Catering to different user behavior

December 15, 2006

One of the key design objectives for the website was to provide several different ways for users to browse/search the site. Although at present our site is not large, it is important to recognize that different users will navigate a website in different ways and therefore the site should cater to different user behavior. Equally important is to make any page on the site easily and quickly accessible. We did that in several ways:

  • Horizontal navigation bar with two levels
  • Contextual links embedded in text
  • List related items in right side column – items are clickable
  • Integrate a site search engine above the navigation bar
  • Minimize number of clicks to reach any page (max. 3)
  • Optimize page load speeds
  • We are using several free “web statistics” tools to track and learn about user behavior to continuously improve the user experience (our site does not collect any personal information about users unless explicitly stated, e.g. to enable the shopping cart). One of these tools, Google Analytics, allows website owners to track and analyze how users enter, navigate and exit the site, what content they view, how long they spend on the site, whether they return, and if they transact on the site. Note: Google Analytics is absolutely free, and can be used with or without Google Adwords or any other marketing/advertising campaign. It does require you to copy and paste a code snippet on every page you wish to track. Goggle Analytics is a fantastic analytical tool, but our assessment is that it is a works-in-progress (Google doesn’t label it “beta” but probably should) and some of the stats deviate more than expected from Awstats and Webalizer.

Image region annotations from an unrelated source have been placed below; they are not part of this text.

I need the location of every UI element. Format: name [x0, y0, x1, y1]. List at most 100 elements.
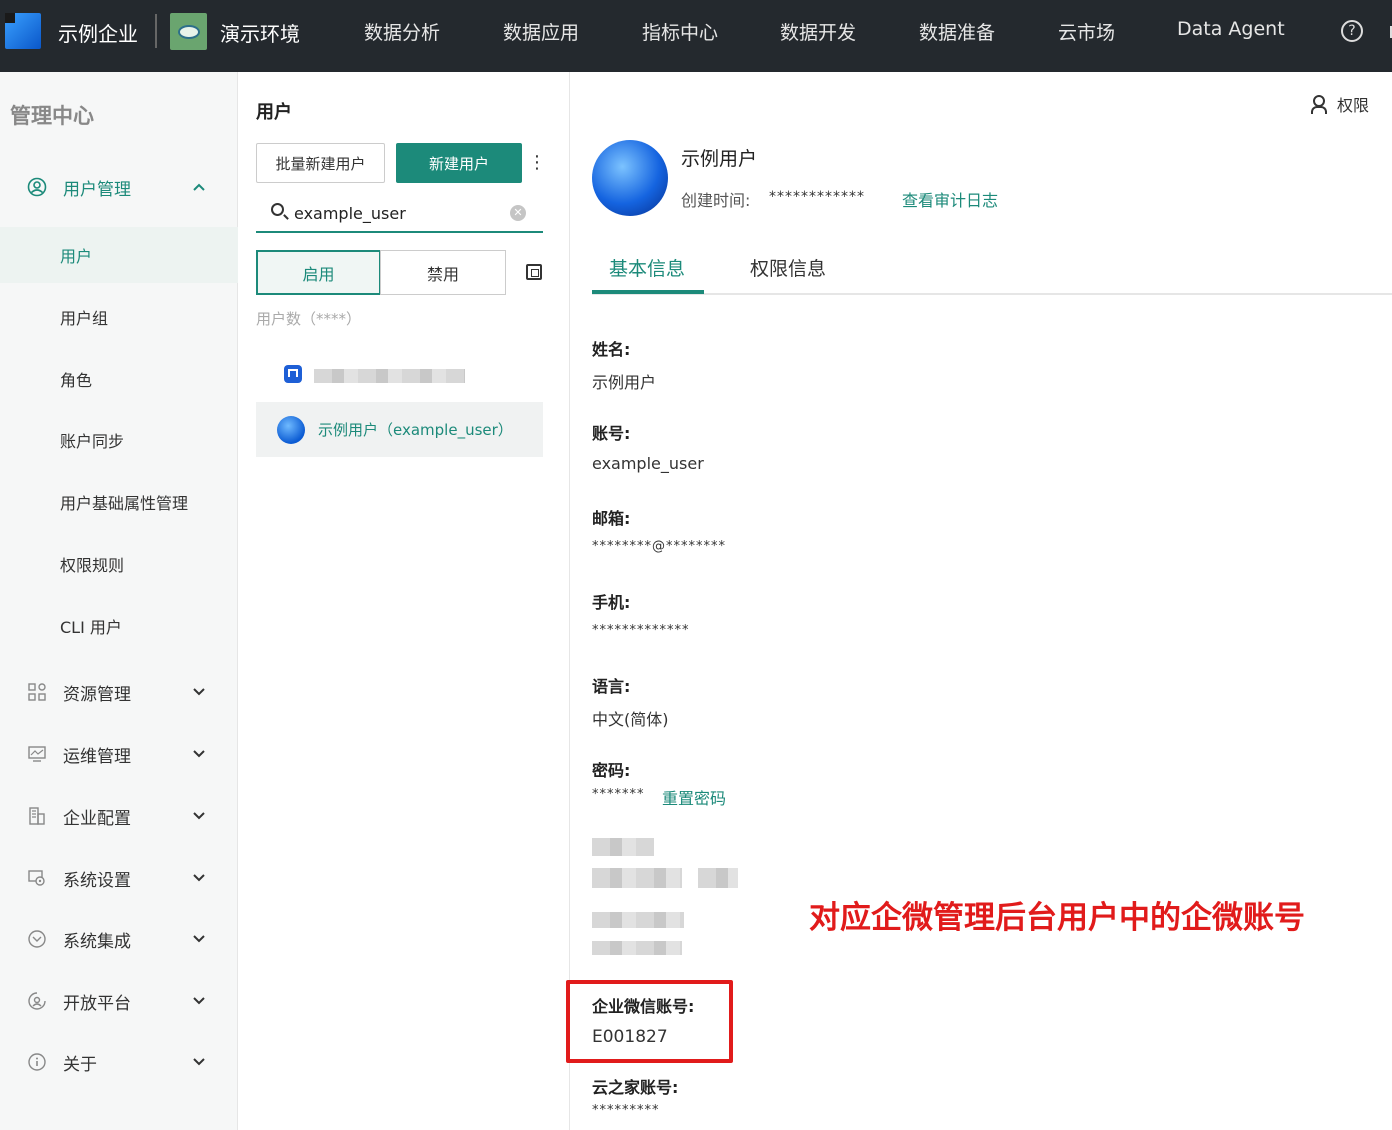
environment-logo-icon[interactable]: [170, 13, 207, 50]
avatar: [277, 416, 305, 444]
user-detail-panel: 权限 示例用户 创建时间: ************ 查看审计日志 基本信息 权…: [566, 72, 1392, 1130]
user-search-input[interactable]: [294, 199, 504, 227]
user-search-box: ✕: [256, 195, 543, 233]
user-permission-icon: [1311, 95, 1329, 114]
sidebar-item-label: 角色: [60, 371, 93, 390]
blurred-field-label: [592, 838, 654, 856]
sidebar-group-resource-management[interactable]: 资源管理: [0, 672, 238, 712]
blurred-field-label: [592, 912, 684, 928]
org-icon: [284, 365, 302, 383]
account-value: example_user: [592, 454, 704, 473]
tab-permission-info[interactable]: 权限信息: [750, 254, 826, 281]
sidebar-group-label: 用户管理: [63, 179, 131, 200]
password-value: *******: [592, 787, 645, 802]
yunzhijia-account-label: 云之家账号:: [592, 1078, 679, 1097]
chevron-up-icon: [193, 180, 205, 195]
nav-data-analysis[interactable]: 数据分析: [364, 18, 440, 45]
nav-cloud-market[interactable]: 云市场: [1058, 18, 1115, 45]
help-icon[interactable]: ?: [1341, 20, 1363, 42]
settings-icon: [27, 868, 47, 888]
filter-enabled-tab[interactable]: 启用: [256, 250, 381, 295]
sidebar-group-system-integration[interactable]: 系统集成: [0, 919, 238, 959]
sidebar-group-user-management[interactable]: 用户管理: [0, 167, 238, 207]
sidebar-item-permission-rules[interactable]: 权限规则: [0, 536, 238, 592]
top-navigation-bar: 示例企业 演示环境 数据分析 数据应用 指标中心 数据开发 数据准备 云市场 D…: [0, 0, 1392, 72]
sidebar-item-cli-users[interactable]: CLI 用户: [0, 598, 238, 654]
chevron-down-icon: [193, 1055, 205, 1070]
nav-data-preparation[interactable]: 数据准备: [919, 18, 995, 45]
sidebar-item-label: 账户同步: [60, 432, 125, 451]
created-time-value: ************: [769, 189, 865, 205]
nav-data-agent[interactable]: Data Agent: [1177, 18, 1285, 40]
email-label: 邮箱:: [592, 509, 631, 528]
sidebar-item-label: CLI 用户: [60, 618, 122, 637]
phone-label: 手机:: [592, 593, 631, 612]
topbar-divider: [155, 14, 157, 48]
more-options-icon[interactable]: ⋮: [528, 152, 546, 173]
permission-link-label: 权限: [1337, 96, 1370, 115]
exit-icon[interactable]: [1386, 26, 1392, 38]
list-item-label: 示例用户（example_user）: [318, 421, 513, 439]
list-item[interactable]: [256, 352, 543, 400]
sidebar-group-label: 运维管理: [63, 746, 131, 767]
sidebar-item-user-groups[interactable]: 用户组: [0, 289, 238, 345]
nav-data-application[interactable]: 数据应用: [503, 18, 579, 45]
active-tab-indicator: [592, 290, 704, 294]
created-time-label: 创建时间:: [681, 191, 751, 210]
chevron-down-icon: [193, 747, 205, 762]
chevron-down-icon: [193, 932, 205, 947]
tab-basic-info[interactable]: 基本信息: [609, 254, 685, 281]
clear-search-icon[interactable]: ✕: [510, 205, 526, 221]
search-icon: [271, 203, 284, 216]
language-value: 中文(简体): [592, 710, 669, 729]
sidebar-item-account-sync[interactable]: 账户同步: [0, 412, 238, 468]
building-icon: [27, 806, 47, 826]
chevron-down-icon: [193, 685, 205, 700]
user-circle-icon: [27, 177, 47, 197]
blurred-field-value: [592, 941, 682, 955]
chevron-down-icon: [193, 809, 205, 824]
sidebar-group-enterprise-config[interactable]: 企业配置: [0, 796, 238, 836]
sidebar-group-label: 开放平台: [63, 993, 131, 1014]
sidebar-item-users[interactable]: 用户: [0, 227, 238, 283]
sidebar-group-label: 资源管理: [63, 684, 131, 705]
environment-name[interactable]: 演示环境: [220, 18, 300, 47]
sidebar-group-ops-management[interactable]: 运维管理: [0, 734, 238, 774]
sidebar-group-label: 系统设置: [63, 870, 131, 891]
enterprise-name[interactable]: 示例企业: [58, 18, 138, 47]
wecom-account-label: 企业微信账号:: [592, 997, 695, 1016]
info-icon: [27, 1052, 47, 1072]
name-label: 姓名:: [592, 340, 631, 359]
user-count: 用户数（****）: [256, 310, 362, 328]
annotation-text: 对应企微管理后台用户中的企微账号: [809, 900, 1305, 936]
blurred-field-value: [592, 868, 682, 888]
nav-metrics-center[interactable]: 指标中心: [642, 18, 718, 45]
permission-link[interactable]: 权限: [1311, 92, 1369, 116]
chevron-down-icon: [193, 994, 205, 1009]
avatar: [592, 140, 668, 216]
enterprise-logo-icon[interactable]: [5, 13, 41, 49]
account-label: 账号:: [592, 424, 631, 443]
reset-password-link[interactable]: 重置密码: [662, 785, 726, 809]
list-item-selected-user[interactable]: 示例用户（example_user）: [256, 402, 543, 457]
sidebar-group-system-settings[interactable]: 系统设置: [0, 858, 238, 898]
filter-disabled-tab[interactable]: 禁用: [380, 250, 506, 295]
sidebar-group-label: 关于: [63, 1054, 97, 1075]
view-audit-log-link[interactable]: 查看审计日志: [902, 187, 998, 211]
yunzhijia-account-value: *********: [592, 1103, 660, 1118]
multi-select-icon[interactable]: [526, 264, 542, 280]
language-label: 语言:: [592, 677, 631, 696]
nav-data-development[interactable]: 数据开发: [780, 18, 856, 45]
integration-icon: [27, 929, 47, 949]
password-label: 密码:: [592, 761, 631, 780]
sidebar-group-about[interactable]: 关于: [0, 1042, 238, 1082]
sidebar-group-open-platform[interactable]: 开放平台: [0, 981, 238, 1021]
sidebar-item-user-attributes[interactable]: 用户基础属性管理: [0, 474, 238, 530]
sidebar-item-roles[interactable]: 角色: [0, 351, 238, 407]
admin-sidebar: 管理中心 用户管理 用户 用户组 角色 账户同步 用户基础属性管理 权限规则 C…: [0, 72, 238, 1130]
chevron-down-icon: [193, 871, 205, 886]
monitor-icon: [27, 744, 47, 764]
create-user-button[interactable]: 新建用户: [396, 143, 522, 183]
sidebar-item-label: 用户组: [60, 309, 109, 328]
batch-create-users-button[interactable]: 批量新建用户: [256, 143, 385, 183]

    We also would like to explain our thoughts about site search. You may question site search for a small site, but we thought that if someone came to our site looking for red cappuccino cups or yellow dinner plates, they may be more inclined to type the search phrase into a search engine rather than using the navigation bar. Or they may be looking for a cheese fondue recipe or how to make a caffe latte, in which case they may again prefer to search. Our decision to incorporate site search was also based on implementation cost (license fee plus time to integrate and configure). We found Wrensoft’s Zoom search engine to be the answer. A free version (with no advertising) is available for small websites up to 50 pages. For larger websites, you can purchase either the standard version ($49) professional version ($99) or the enterprise version ($299). Zoom is easy to install, configure and maintain (ours was up and running in about 30 minutes) and runs on javascript, PHP, ASP or CGI. It is capable of full text searching of static and dynamic files (including PDF and Flash). And it supports foreign language search. You can modify the CSS and seamlessly integrate Zoom into your site (e.g., add to the navigation bar). The search algorithm is open and configurable for the experienced programmer. The search results page is configurable, and we included a quick shopping cart at the top of the search results page. Wrensoft has just released version 5.0 of Zoom. All in all a great package!